# HTTP Model Server

You use `mlx-lm` to make an HTTP API for generating text with any supported
model. The HTTP API is intended to be similar to the [OpenAI chat
API](https://platform.openai.com/docs/api-reference).

> [!NOTE]  
> The MLX LM server is not recommended for production as it only implements
> basic security checks.

Start the server with: 

```shell
mlx_lm.server --model <path_to_model_or_hf_repo>
```

For example:

```shell
mlx_lm.server --model mlx-community/Mistral-7B-Instruct-v0.3-4bit
```

This will start a text generation server on port `8080` of the `localhost`
using Mistral 7B instruct. The model will be downloaded from the provided
Hugging Face repo if it is not already in the local cache.

To see a full list of options run:

```shell
mlx_lm.server --help
```

You can make a request to the model by running:

```shell
curl localhost:8080/v1/chat/completions \
  -H "Content-Type: application/json" \
  -d '{
     "messages": [{"role": "user", "content": "Say this is a test!"}],
     "temperature": 0.7
   }'
```

### Request Fields

- `messages`: An array of message objects representing the conversation
  history. Each message object should have a role (e.g. user, assistant) and
  content (the message text).

- `role_mapping`: (Optional) A dictionary to customize the role prefixes in
  the generated prompt. If not provided, the default mappings are used.

- `stop`: (Optional) An array of strings or a single string. Thesse are
  sequences of tokens on which the generation should stop.

- `max_tokens`: (Optional) An integer specifying the maximum number of tokens
  to generate. Defaults to `100`.

- `stream`: (Optional) A boolean indicating if the response should be
  streamed. If true, responses are sent as they are generated. Defaults to
  false.

- `temperature`: (Optional) A float specifying the sampling temperature.
  Defaults to `1.0`.

- `top_p`: (Optional) A float specifying the nucleus sampling parameter.
  Defaults to `1.0`.

- `repetition_penalty`: (Optional) Applies a penalty to repeated tokens.
  Defaults to `1.0`.

- `repetition_context_size`: (Optional) The size of the context window for
  applying repetition penalty. Defaults to `20`.

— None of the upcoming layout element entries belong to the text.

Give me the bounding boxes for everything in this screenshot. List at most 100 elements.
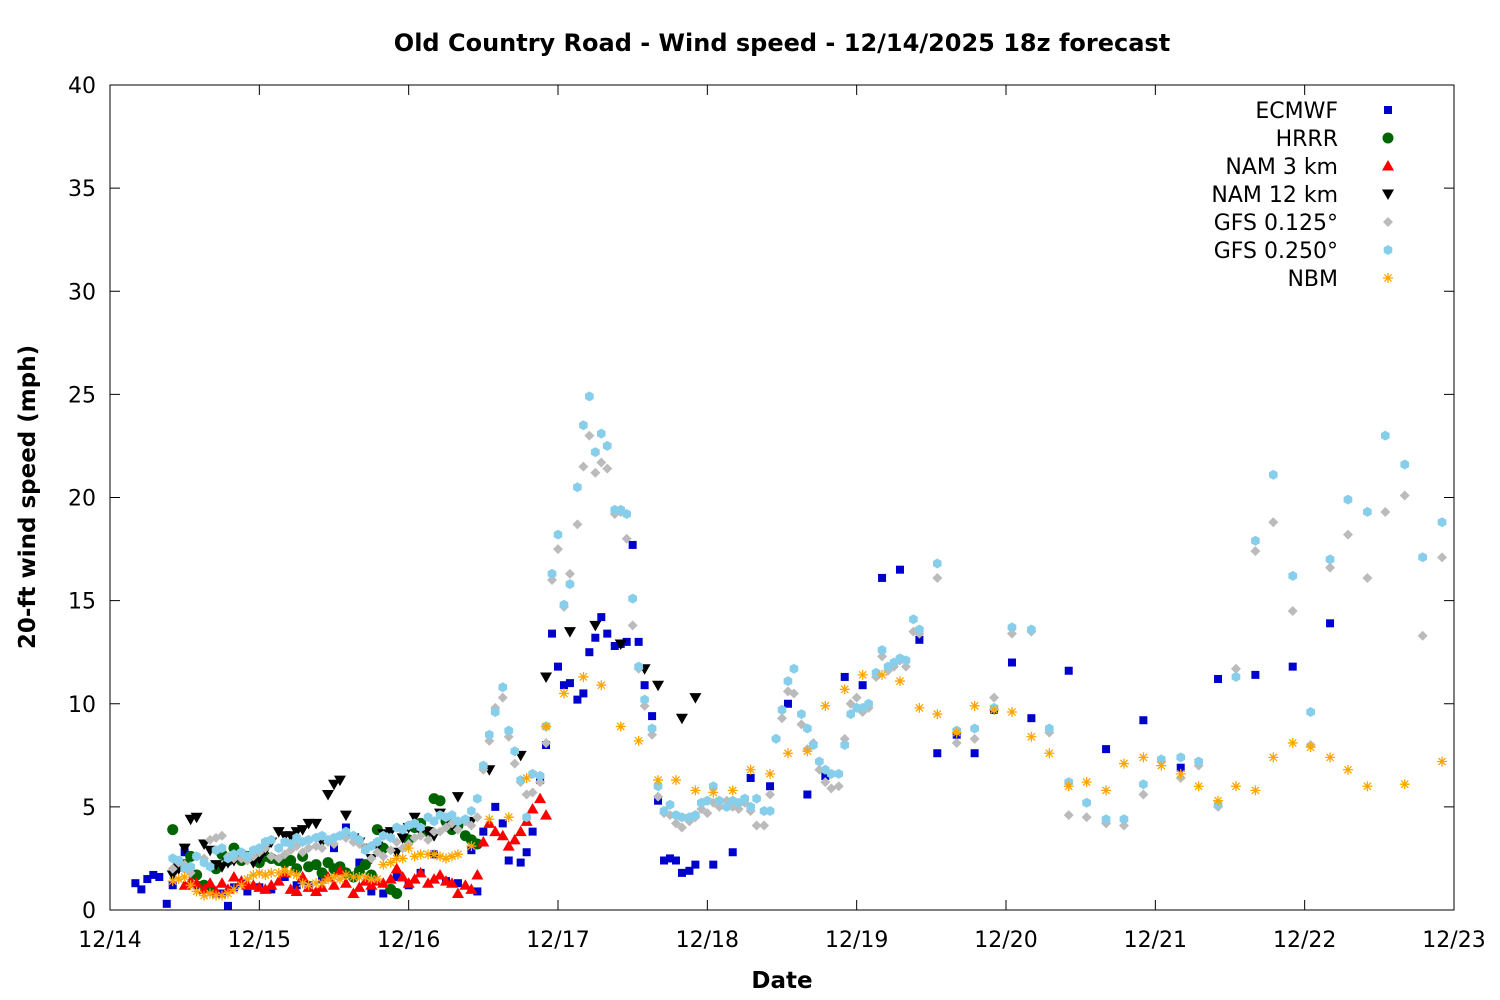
data-point	[777, 704, 787, 715]
data-point	[670, 775, 681, 786]
data-point	[675, 713, 688, 725]
y-tick-label: 10	[68, 693, 96, 718]
x-axis-title: Date	[751, 968, 812, 994]
x-tick-label: 12/19	[825, 928, 888, 953]
data-point	[820, 700, 831, 711]
data-point	[528, 768, 537, 779]
legend-marker	[1383, 273, 1393, 283]
data-point	[541, 721, 552, 732]
data-point	[535, 770, 545, 781]
legend-label: HRRR	[1276, 127, 1338, 152]
data-point	[198, 839, 211, 850]
data-point	[634, 637, 643, 646]
y-axis: 0 5 10 15 20 25 30 35 40	[68, 74, 1454, 924]
data-point	[174, 855, 183, 866]
data-point	[403, 843, 414, 854]
series-ecmwf	[131, 540, 1335, 910]
data-point	[970, 723, 979, 734]
data-point	[366, 853, 377, 864]
data-point	[477, 835, 490, 847]
data-point	[272, 827, 285, 838]
data-point	[227, 871, 240, 882]
data-point	[1269, 469, 1278, 480]
data-point	[504, 856, 513, 865]
data-point	[1064, 666, 1073, 675]
data-point	[628, 593, 637, 604]
data-point	[877, 669, 888, 680]
data-point	[429, 816, 439, 827]
data-point	[690, 785, 701, 796]
data-point	[355, 858, 364, 867]
data-point	[317, 843, 328, 854]
data-point	[783, 699, 792, 708]
data-point	[628, 540, 637, 549]
data-point	[826, 768, 836, 779]
data-point	[554, 662, 562, 671]
data-point	[579, 420, 588, 431]
data-point	[397, 853, 408, 864]
data-point	[378, 830, 388, 841]
data-point	[1119, 814, 1129, 825]
data-point	[627, 620, 638, 631]
data-point	[572, 519, 583, 530]
data-point	[591, 633, 600, 642]
data-point	[259, 883, 272, 894]
data-point	[415, 830, 426, 841]
data-point	[435, 851, 446, 862]
data-point	[162, 899, 171, 908]
data-point	[429, 849, 440, 860]
data-point	[303, 843, 314, 854]
data-point	[857, 669, 868, 680]
data-point	[396, 871, 409, 882]
data-point	[279, 849, 290, 860]
data-point	[1250, 785, 1261, 796]
data-point	[522, 848, 531, 857]
data-point	[286, 839, 295, 849]
data-point	[746, 774, 755, 782]
data-point	[1231, 671, 1241, 682]
data-point	[373, 836, 382, 847]
data-point	[137, 885, 146, 894]
data-point	[434, 868, 447, 880]
data-point	[565, 679, 574, 688]
legend-item: NAM 12 km	[1211, 183, 1394, 208]
data-point	[242, 874, 253, 885]
data-point	[809, 740, 818, 750]
data-point	[167, 863, 178, 874]
data-point	[685, 866, 694, 875]
data-point	[479, 827, 488, 836]
data-point	[328, 779, 340, 791]
data-point	[722, 801, 732, 812]
data-point	[703, 795, 712, 806]
data-point	[290, 885, 303, 896]
data-point	[851, 692, 862, 703]
data-point	[291, 869, 302, 880]
data-point	[834, 768, 844, 779]
data-point	[535, 777, 546, 788]
data-point	[514, 825, 527, 837]
data-point	[217, 843, 227, 854]
data-point	[591, 447, 600, 458]
data-point	[466, 820, 477, 831]
data-point	[484, 735, 495, 746]
x-tick-label: 12/20	[974, 928, 1037, 953]
data-point	[199, 890, 210, 901]
data-point	[751, 820, 762, 831]
data-point	[634, 661, 643, 672]
data-point	[727, 785, 738, 796]
data-point	[415, 849, 426, 860]
data-point	[205, 861, 215, 872]
y-tick-label: 30	[68, 280, 96, 305]
data-point	[1381, 430, 1390, 441]
data-point	[933, 749, 942, 758]
data-point	[1156, 760, 1167, 771]
data-point	[451, 887, 464, 898]
data-point	[1362, 572, 1373, 583]
data-point	[392, 873, 401, 881]
x-tick-label: 12/15	[228, 928, 291, 953]
data-point	[243, 887, 252, 896]
data-point	[894, 676, 905, 687]
data-point	[1287, 737, 1298, 748]
x-tick-label: 12/14	[78, 928, 141, 953]
legend-label: GFS 0.125°	[1214, 211, 1338, 236]
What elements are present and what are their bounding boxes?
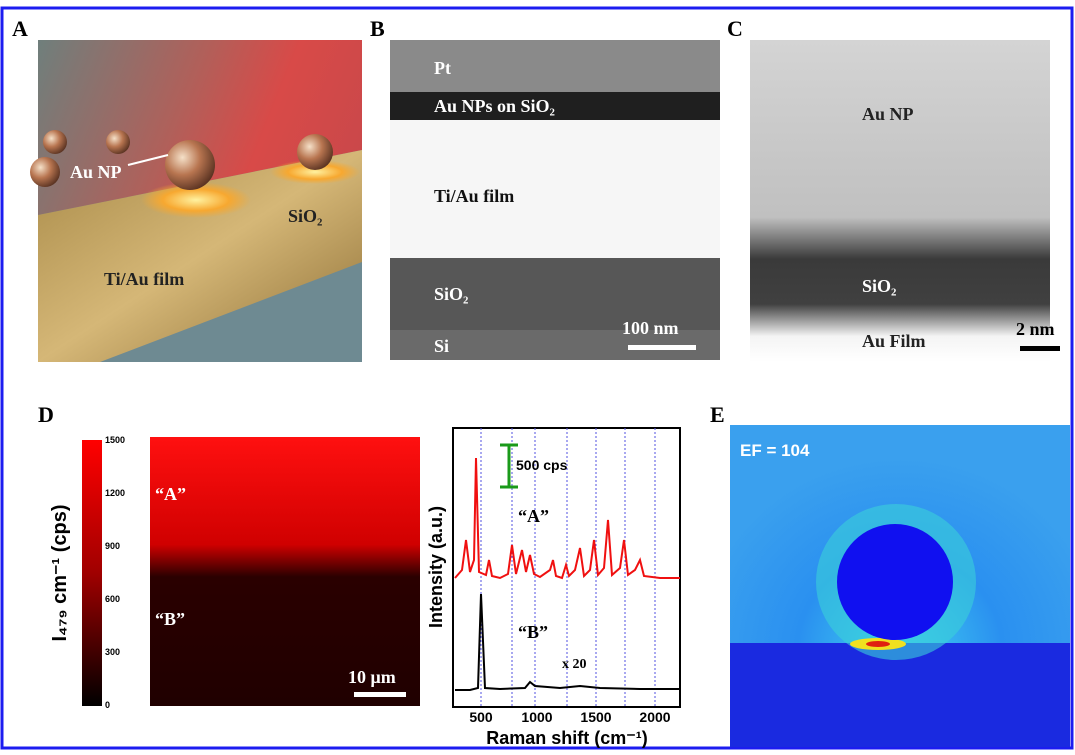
x-tick-label: 1000: [521, 709, 552, 725]
annotation: Au NPs on SiO₂: [434, 96, 555, 116]
annotation: Au NP: [70, 162, 122, 182]
panel-b: B Pt Au NPs on SiO₂ Ti/Au film SiO₂ Si 1…: [370, 16, 720, 360]
panel-label: D: [38, 402, 54, 427]
scale-bar: [1020, 346, 1060, 351]
scale-bar: [354, 692, 406, 697]
panel-label: B: [370, 16, 385, 41]
x-tick-label: 500: [469, 709, 493, 725]
colorbar-ticks: 1500 1200 900 600 300 0: [105, 435, 125, 710]
scale-label: 100 nm: [622, 318, 679, 338]
annotation: Au Film: [862, 331, 926, 351]
colorbar-tick: 0: [105, 700, 110, 710]
nanoparticle: [297, 134, 333, 170]
region-label: “B”: [155, 609, 185, 629]
annotation: SiO₂: [862, 276, 896, 296]
colorbar-label: I₄₇₉ cm⁻¹ (cps): [49, 504, 71, 641]
colorbar-tick: 1500: [105, 435, 125, 445]
panel-d: D I₄₇₉ cm⁻¹ (cps) 1500 1200 900 600 300 …: [38, 402, 680, 748]
y-axis-label: Intensity (a.u.): [426, 506, 446, 628]
colorbar-tick: 1200: [105, 488, 125, 498]
scale-label: 2 nm: [1016, 319, 1055, 339]
panel-label: A: [12, 16, 28, 41]
colorbar-tick: 900: [105, 541, 120, 551]
tem-image: [750, 40, 1050, 362]
scale-bar: [628, 345, 696, 350]
annotation: SiO₂: [288, 206, 322, 226]
annotation: Ti/Au film: [434, 186, 514, 206]
curve-label: “A”: [518, 506, 549, 526]
scale-label: 500 cps: [516, 457, 568, 473]
x-axis-label: Raman shift (cm⁻¹): [486, 728, 648, 748]
annotation: EF = 104: [740, 441, 810, 460]
page: Figure {"panels":{ "a":{"label":"A","ann…: [0, 0, 1075, 750]
nanoparticle: [106, 130, 130, 154]
region-label: “A”: [155, 484, 186, 504]
body: A Au NP SiO₂ Ti/Au film B Pt Au NPs on S…: [0, 0, 1075, 750]
x-tick-label: 2000: [639, 709, 670, 725]
x-ticks: 500 1000 1500 2000: [469, 709, 670, 725]
particle: [837, 524, 953, 640]
raman-map: [150, 437, 420, 706]
hotspot-core: [866, 641, 890, 647]
annotation: Ti/Au film: [104, 269, 184, 289]
colorbar: [82, 440, 102, 706]
multiplier-label: x 20: [562, 657, 587, 672]
annotation: Si: [434, 336, 449, 356]
x-tick-label: 1500: [580, 709, 611, 725]
scale-label: 10 μm: [348, 667, 396, 687]
annotation: SiO₂: [434, 284, 468, 304]
colorbar-tick: 600: [105, 594, 120, 604]
annotation: Pt: [434, 58, 451, 78]
panel-label: C: [727, 16, 743, 41]
curve-label: “B”: [518, 622, 548, 642]
panel-c: C Au NP SiO₂ Au Film 2 nm: [727, 16, 1060, 362]
nanoparticle: [30, 157, 60, 187]
panel-a: A Au NP SiO₂ Ti/Au film: [12, 16, 362, 362]
panel-e: E EF = 104: [710, 402, 1070, 747]
nanoparticle: [43, 130, 67, 154]
colorbar-tick: 300: [105, 647, 120, 657]
nanoparticle: [165, 140, 215, 190]
annotation: Au NP: [862, 104, 914, 124]
panel-label: E: [710, 402, 725, 427]
figure: A Au NP SiO₂ Ti/Au film B Pt Au NPs on S…: [0, 0, 1075, 750]
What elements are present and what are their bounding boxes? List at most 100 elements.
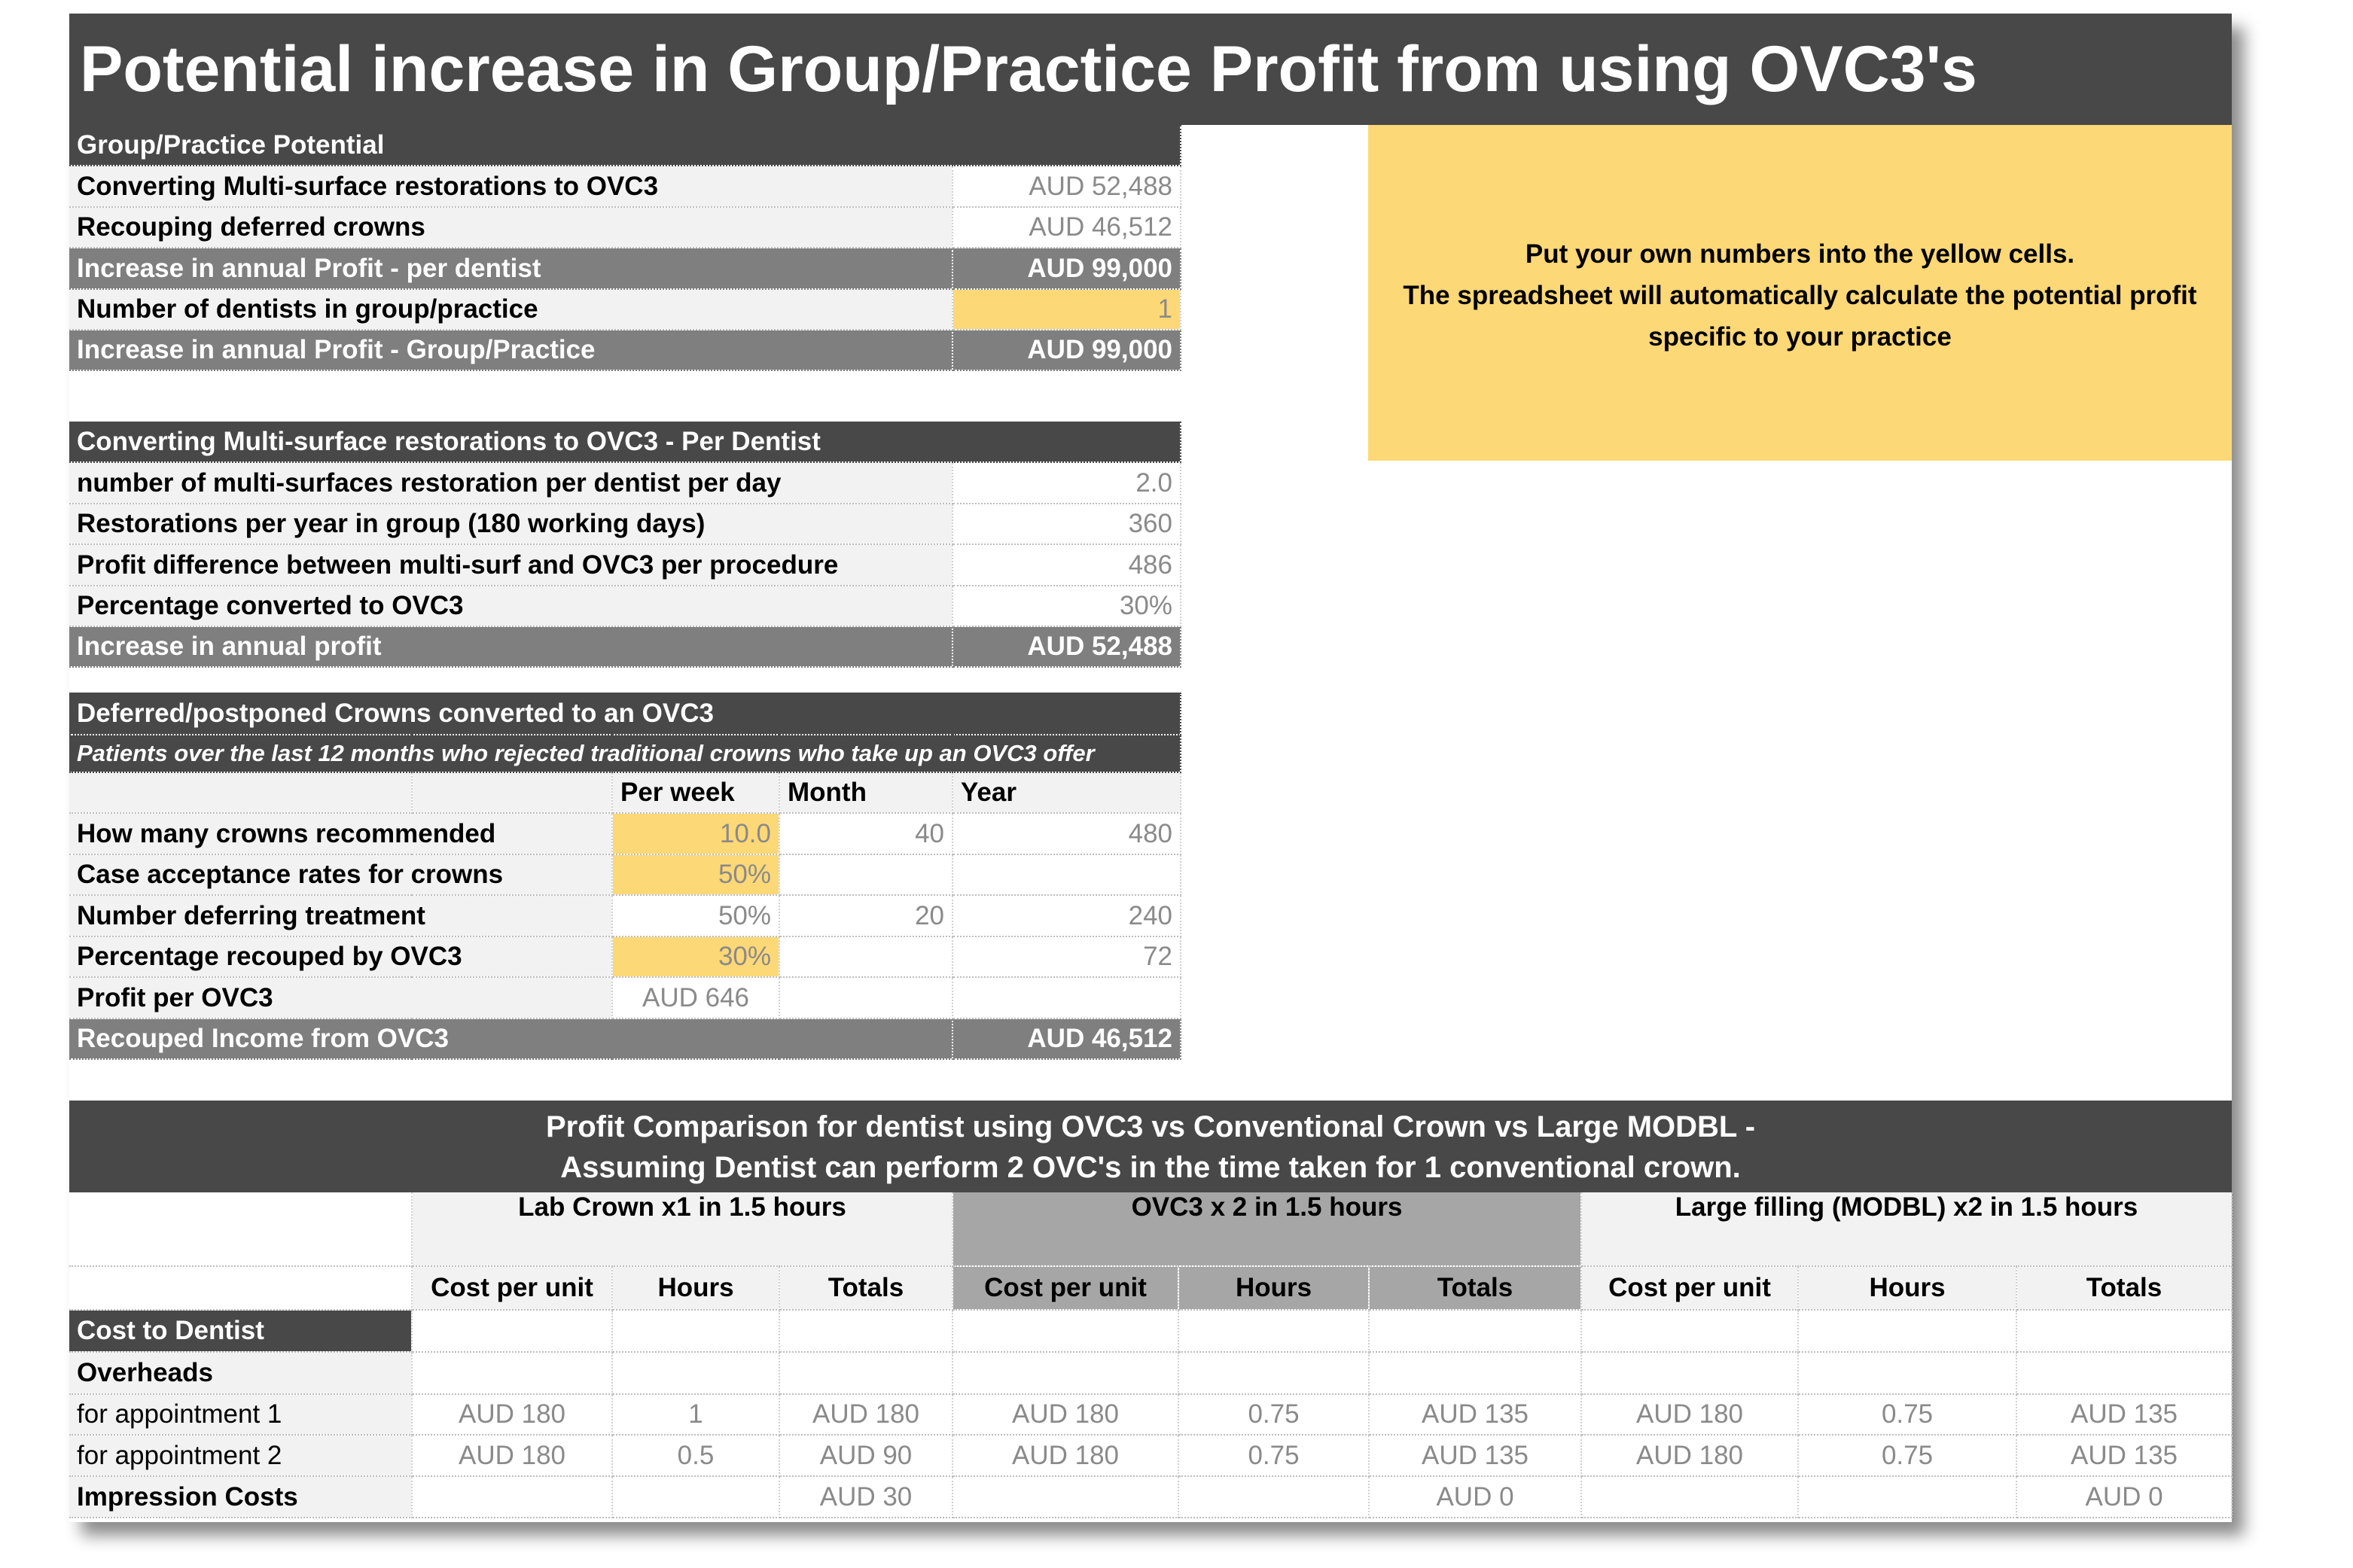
value-cell[interactable]: AUD 135	[2016, 1435, 2233, 1477]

- `logit_bias`: (Optional) A dictionary mapping token IDs to their bias
  values. Defaults to `None`.

- `logprobs`: (Optional) An integer specifying the number of top tokens and
  corresponding log probabilities to return for each output in the generated
  sequence. If set, this can be any value between 1 and 10, inclusive.

- `model`: (Optional) A string path to a local model or Hugging Face repo id.
  If the path is local is must be relative to the directory the server was
  started in.

- `adapters`: (Optional) A string path to low-rank adapters. The path must be
  rlative to the directory the server was started in.

### List Models

Use the `v1/models` endpoint to list available models:

```shell
curl localhost:8080/v1/models -H "Content-Type: application/json"
```

This will return a list of locally available models where each model in the
list contains the following fields:

- `"id"`: The Hugging Face repo id.
- `"created"`: A timestamp representing the model creation time.